“Donald,” she said on her second visit, for the one preceding had naturally been limited to the ordinary themes of first acquaintance, “I wish you would tell me a little more about yourself. Mamma says you have been ill a long time in New York with a fever, but that now you are quite over it and are on your way home; and that's all we know.”

“That's all there is,” running one little white hand through his hair as he spoke, in an apparent effort to make himself more presentable.

“Oh, you're all right,” said Marie-Celeste, smiling; “curly hair like yours looks better when it's mussed.”

“Would you like me to come and straighten you up a bit?” called Chris, who had really established himself as Donald's nurse, and sat whittling in his own state-room just across the passage.

“No, Chris, he doesn't need you at all,” Marie-Celeste volunteered; “he looks very fine as he is” (which gracious compliment brought a very becoming color to the little blanched face). “Besides, Chris, he is going to tell me something about himself—aren't you, Donald? Just what you choose, though, you know, because mamma said I must not seem to be inquisitive, and I'm not, Donald, really—just interested, that's all.”

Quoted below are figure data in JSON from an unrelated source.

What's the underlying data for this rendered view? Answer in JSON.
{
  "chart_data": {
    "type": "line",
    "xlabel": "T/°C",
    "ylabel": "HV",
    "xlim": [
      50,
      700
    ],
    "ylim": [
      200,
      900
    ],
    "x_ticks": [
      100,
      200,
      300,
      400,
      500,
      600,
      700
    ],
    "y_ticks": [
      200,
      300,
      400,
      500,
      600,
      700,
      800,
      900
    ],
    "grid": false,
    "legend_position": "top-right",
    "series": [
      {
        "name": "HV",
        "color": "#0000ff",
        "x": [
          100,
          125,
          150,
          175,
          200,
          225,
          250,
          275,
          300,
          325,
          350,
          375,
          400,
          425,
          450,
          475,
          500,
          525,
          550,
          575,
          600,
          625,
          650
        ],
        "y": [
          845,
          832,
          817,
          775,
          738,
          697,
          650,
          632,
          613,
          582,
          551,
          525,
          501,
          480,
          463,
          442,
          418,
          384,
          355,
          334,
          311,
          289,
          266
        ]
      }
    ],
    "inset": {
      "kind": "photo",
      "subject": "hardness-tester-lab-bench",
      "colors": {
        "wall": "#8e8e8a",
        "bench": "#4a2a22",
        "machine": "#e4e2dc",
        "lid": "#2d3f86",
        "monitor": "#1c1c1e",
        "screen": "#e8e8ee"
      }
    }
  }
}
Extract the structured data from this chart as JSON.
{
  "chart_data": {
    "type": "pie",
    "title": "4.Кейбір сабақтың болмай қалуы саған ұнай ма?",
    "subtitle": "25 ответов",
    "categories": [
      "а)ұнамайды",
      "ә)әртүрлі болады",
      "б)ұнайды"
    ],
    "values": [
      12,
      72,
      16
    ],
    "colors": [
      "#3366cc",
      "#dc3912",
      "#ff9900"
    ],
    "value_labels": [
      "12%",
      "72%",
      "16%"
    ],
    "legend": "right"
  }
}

“What kind of things do you want to know?” as though quite willing to be communicative, but at a loss where to begin.

“Why, how you happened to be a bugler, and how you happened to be ill in New York, and where your home is?”

“No home,” said Donald, laconically, and with an unconscious little sigh that went straight to Marie-Celeste's heart; “I was in the Foundling Hospital all my life till I came on the Majestic.

“Ill all your life!” exclaimed Marie-Celeste.

“Oh lands, no! I never was ill a day that I know of till that fever got hold of me.”